26 In summary, I disagree with every step in the Minister's analysis. The Tribunal's reasons should not be read as contended for by the Minister. The factors relevant to s 22(9)(a) to (d), particularly s 22(9)(d), are potentially relevant also to the discretion which remains to be exercised. The Tribunal recognised this when it expressly referred to the Minister's submission about the length of time Ms Tran had been outside Australia at [75]. It is not to be inferred that, having expressly dealt with that issue at [75] in the context of the issue of close and continuing connection with Australia, the Tribunal immediately forgot about the same issue at [77] when it came to the exercise of the discretion. By "Accordingly", the Tribunal must be understood as saying nothing more than having regard to everything considered up to that point, which expressly included the Minister's contention about the relative length of time Ms Tran had spent within and outside Australia, the discretion was to be exercised in favour of Ms Tran. I also note that any ambiguity in [33] of the Tribunal's reasons is a result of the Minister's submissions. The Tribunal cannot be read as saying in [33] that the Minister's submission was irrelevant to or should not be considered in respect of the discretion in s 22(9).
27 Question 2 should therefore be answered "Yes, but the question does not arise in this case".
28 Question 3 also does not arise. It assumes that the Tribunal failed to consider the Minister's submission. As set out above, the Tribunal did not so fail as its reasons disclose at [19], [20], [33] and [75].

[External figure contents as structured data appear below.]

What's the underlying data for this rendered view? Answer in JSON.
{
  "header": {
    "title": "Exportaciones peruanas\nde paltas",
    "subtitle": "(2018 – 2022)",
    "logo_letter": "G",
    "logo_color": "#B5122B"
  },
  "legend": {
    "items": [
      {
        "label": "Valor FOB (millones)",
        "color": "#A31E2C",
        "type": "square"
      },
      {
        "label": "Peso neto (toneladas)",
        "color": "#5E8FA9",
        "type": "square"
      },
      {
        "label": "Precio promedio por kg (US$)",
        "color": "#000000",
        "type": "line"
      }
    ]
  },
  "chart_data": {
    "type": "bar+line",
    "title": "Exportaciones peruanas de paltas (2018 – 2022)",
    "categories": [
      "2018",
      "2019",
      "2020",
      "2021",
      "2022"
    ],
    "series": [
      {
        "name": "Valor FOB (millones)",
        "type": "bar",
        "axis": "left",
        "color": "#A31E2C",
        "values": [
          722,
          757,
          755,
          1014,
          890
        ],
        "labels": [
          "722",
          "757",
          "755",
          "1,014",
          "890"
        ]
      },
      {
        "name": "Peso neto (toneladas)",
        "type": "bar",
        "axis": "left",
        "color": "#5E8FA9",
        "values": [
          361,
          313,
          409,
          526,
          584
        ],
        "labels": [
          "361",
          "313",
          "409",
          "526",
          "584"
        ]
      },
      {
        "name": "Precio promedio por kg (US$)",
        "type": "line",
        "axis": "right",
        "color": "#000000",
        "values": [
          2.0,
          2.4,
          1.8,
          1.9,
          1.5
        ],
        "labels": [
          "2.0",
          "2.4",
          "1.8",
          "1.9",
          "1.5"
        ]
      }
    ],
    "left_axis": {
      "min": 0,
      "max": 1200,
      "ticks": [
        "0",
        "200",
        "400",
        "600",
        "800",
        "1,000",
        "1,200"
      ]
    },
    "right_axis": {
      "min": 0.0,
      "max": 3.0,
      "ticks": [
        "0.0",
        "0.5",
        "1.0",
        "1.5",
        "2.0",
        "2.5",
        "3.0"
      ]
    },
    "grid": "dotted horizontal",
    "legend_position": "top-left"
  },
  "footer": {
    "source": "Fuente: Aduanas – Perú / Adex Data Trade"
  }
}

29 For these reasons it is unnecessary to resolve the debate between the parties about whether the relative length of time a person has been within and outside Australia over the relevant four year period before the application was made is a mandatory or merely permissible consideration. It is necessary to say that, insofar as it was submitted for Ms Tran in the alternative that this was an irrelevant or prohibited consideration, I disagree. Again, nothing in the statutory scheme would support that conclusion. What is decisive in the present case is that the Tribunal acted on the proper basis that it had a discretion to exercise if satisfied that the requirements of s 22(9)(a) to (d) had been met, considered the only contention the Minister had put against a favourable exercise of the discretion in Ms Tran's favour, and then exercised the discretion as a result. In so doing, no question of law arises as alleged by the Minister.
30 It follows that the appeal must be dismissed.
I certify that the preceding thirty (30) numbered paragraphs are a true copy of the Reasons for Judgment herein of the Honourable Justice Jagot.